Currently, the fund acts as an invaluable source of supplementary run-off professional indemnity cover for solicitors who worked at firms that have closed down and thus anyone who may have claims against them.
What is run-off cover?
Run-off cover is a regulatory requirement imposed by the Solicitors Regulation Authority (SRA) to make sure consumers can still recover compensation for professional negligence claims that are brought after a firm has shut up shop.
Solicitors are obliged to have six years of run-off cover in place when a firm closes and, once that six-year period ends, the SIF covers any claims that subsequently transpire.
But all of that will change next year when solicitors will no longer be able to rely on the SIF for extended run-off protection which may impact on any potential recovery made should the insurance cover no longer be there.
How might it affect mortgage lenders?
This has obvious risk implications for lender legal panels.
If your panel is not insured against any historic negligence claims that arise once the six-year run-off period expires, there could be serious financial consequences.
Six years may seem like plenty of time to account for potential claims, but the risk can remain long after this period lapses.
By law, claimants have six years from the date of loss or wrongdoing to bring a professional negligence claim, but in certain cases if the negligence is not discovered until a later point, claimants may have three years from the date of discovery to bring a claim, up to a 15 year ‘long stop’ or final cut-off date.
In the mortgage lending sector, it is not unusual for claims to take a long time to materialise – with negligent legal advice given at the point of purchase, for instance, often not being discovered until the property owner comes to sell their home.
In this case, without the SIF safety net and its insurance backing for any professional indemnity claim to fall back on, lenders could be at significant risk of exposure.

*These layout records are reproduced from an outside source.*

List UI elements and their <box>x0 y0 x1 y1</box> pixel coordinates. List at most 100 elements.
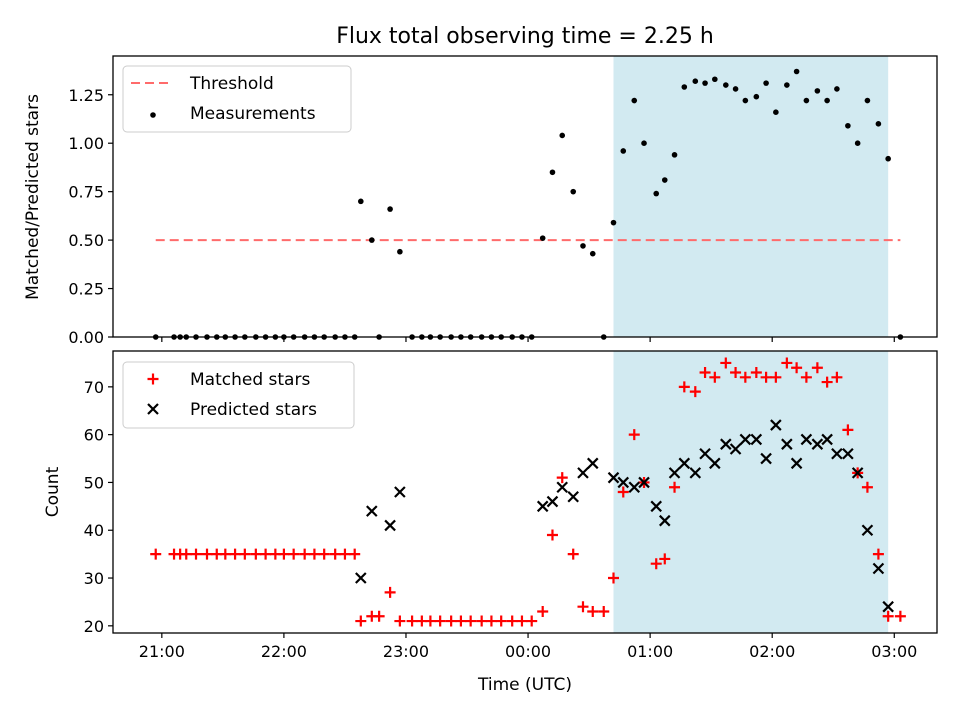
predicted-stars-point <box>638 476 650 489</box>
legend-label: Threshold <box>189 74 274 94</box>
matched-stars-point <box>669 481 681 493</box>
predicted-stars-point <box>586 457 599 470</box>
matched-stars-point <box>546 529 558 541</box>
legend-box <box>122 65 352 133</box>
matched-stars-point <box>180 548 192 560</box>
matched-stars-point <box>800 371 812 383</box>
matched-stars-point <box>831 371 843 383</box>
matched-stars-point <box>384 586 396 598</box>
observation-window-shade <box>613 56 889 337</box>
measurement-point <box>864 97 871 104</box>
measurement-point <box>712 76 718 83</box>
matched-stars-point <box>760 371 772 383</box>
matched-stars-point <box>250 548 262 560</box>
matched-stars-point <box>308 548 320 560</box>
predicted-stars-point <box>872 562 885 575</box>
matched-stars-point <box>659 553 671 565</box>
matched-stars-point <box>811 362 823 374</box>
matched-stars-point <box>861 481 873 493</box>
matched-stars-point <box>628 429 640 441</box>
matched-stars-point <box>516 615 528 627</box>
measurement-point <box>784 82 790 88</box>
predicted-stars-point <box>851 467 864 479</box>
legend-label: Measurements <box>190 104 316 124</box>
matched-stars-point <box>709 371 721 383</box>
measurement-point <box>763 80 769 86</box>
predicted-stars-point <box>882 600 894 613</box>
measurement-point <box>793 68 800 75</box>
matched-stars-point <box>556 472 568 484</box>
matched-stars-point <box>506 615 518 627</box>
matched-stars-point <box>394 615 406 627</box>
predicted-stars-point <box>556 481 569 493</box>
x-tick-label: 21:00 <box>139 642 185 661</box>
matched-stars-point <box>288 548 300 560</box>
legend-measurements-swatch <box>150 112 156 118</box>
bottom-panel: 20 30 40 50 60 70 21:00 22:00 23:00 00:00 01:00 02:… <box>84 350 938 661</box>
y-tick-label: 20 <box>84 617 104 636</box>
matched-stars-point <box>455 615 467 627</box>
predicted-stars-point <box>689 467 702 479</box>
matched-stars-point <box>617 486 629 498</box>
matched-stars-point <box>537 605 549 617</box>
legend-matched-swatch <box>147 373 159 385</box>
predicted-stars-point <box>546 495 559 508</box>
predicted-stars-point <box>720 438 732 450</box>
predicted-stars-point <box>617 476 630 489</box>
y-tick-label: 30 <box>84 569 104 588</box>
matched-stars-point <box>526 615 538 627</box>
y-tick-label: 70 <box>84 378 104 397</box>
matched-stars-point <box>329 548 341 560</box>
matched-stars-point <box>260 548 272 560</box>
y-tick-label: 40 <box>84 521 104 540</box>
legend-label: Predicted stars <box>190 400 317 420</box>
measurement-point <box>559 132 566 139</box>
x-axis-label: Time (UTC) <box>477 675 572 695</box>
axes-frame <box>112 55 938 338</box>
predicted-stars-point <box>607 471 620 484</box>
matched-stars-point <box>730 367 742 379</box>
matched-stars-point <box>689 386 701 398</box>
measurement-point <box>539 235 546 241</box>
predicted-stars-point <box>842 447 854 460</box>
y-tick-label: 0.75 <box>68 183 104 202</box>
observation-window-shade <box>613 351 889 633</box>
predicted-stars-point <box>811 438 824 450</box>
matched-stars-point <box>770 371 782 383</box>
measurement-point <box>854 140 861 147</box>
matched-stars-point <box>567 548 579 560</box>
matched-stars-point <box>465 615 477 627</box>
predicted-stars-point <box>650 500 663 513</box>
measurement-point <box>875 121 882 127</box>
matched-stars-point <box>485 615 497 627</box>
predicted-stars-point <box>658 514 671 527</box>
matched-stars-point <box>882 610 894 622</box>
measurement-point <box>753 93 760 100</box>
y-tick-label: 1.00 <box>68 134 104 153</box>
predicted-stars-point <box>628 481 641 493</box>
x-tick-label: 23:00 <box>383 642 429 661</box>
measurement-point <box>610 219 617 226</box>
measurement-point <box>834 86 840 92</box>
matched-stars-point <box>739 371 751 383</box>
predicted-stars-point <box>831 447 843 460</box>
measurement-point <box>641 140 647 147</box>
matched-stars-point <box>720 357 732 369</box>
predicted-stars-point <box>821 433 833 446</box>
measurement-point <box>661 177 668 183</box>
predicted-stars-point <box>709 457 721 470</box>
measurement-point <box>845 122 851 129</box>
top-y-axis-label: Matched/Predicted stars <box>23 94 43 300</box>
predicted-stars-point <box>800 433 813 446</box>
matched-stars-point <box>587 605 599 617</box>
y-tick-label: 60 <box>84 426 104 445</box>
matched-stars-point <box>349 548 361 560</box>
matched-stars-point <box>842 424 854 436</box>
y-tick-label: 1.25 <box>68 86 104 105</box>
matched-stars-point <box>299 548 311 560</box>
measurement-point <box>723 82 729 88</box>
measurement-point <box>692 78 699 84</box>
measurement-point <box>824 97 830 104</box>
top-panel: 0.00 0.25 0.50 0.75 1.00 1.25 Threshold Measure… <box>68 55 938 347</box>
y-tick-label: 0.00 <box>68 328 104 347</box>
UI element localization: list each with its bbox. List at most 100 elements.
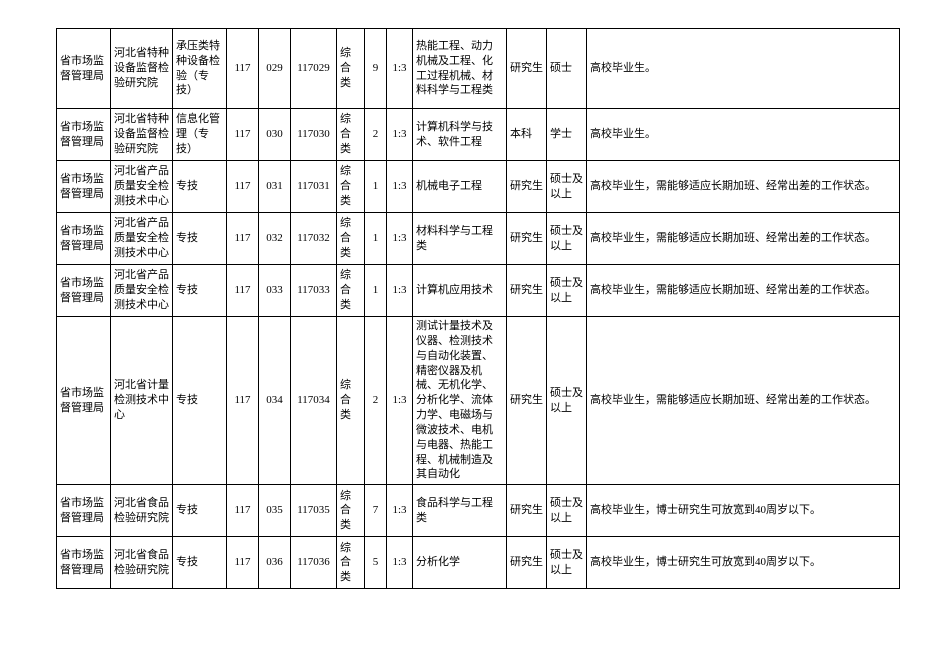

What can be done about it?
For all of these reasons, lenders would be well advised to seek legal advice and ensure that the solicitors currently on their legal panels have adequate run-off cover in place and to consider whether they have any potential claims in negligence against historical (from the past 14 years) panel member firms who no longer exist.
Given that the SIF will disappear in less than 12 months’ time, the sooner investigations and precautions are taken, the better.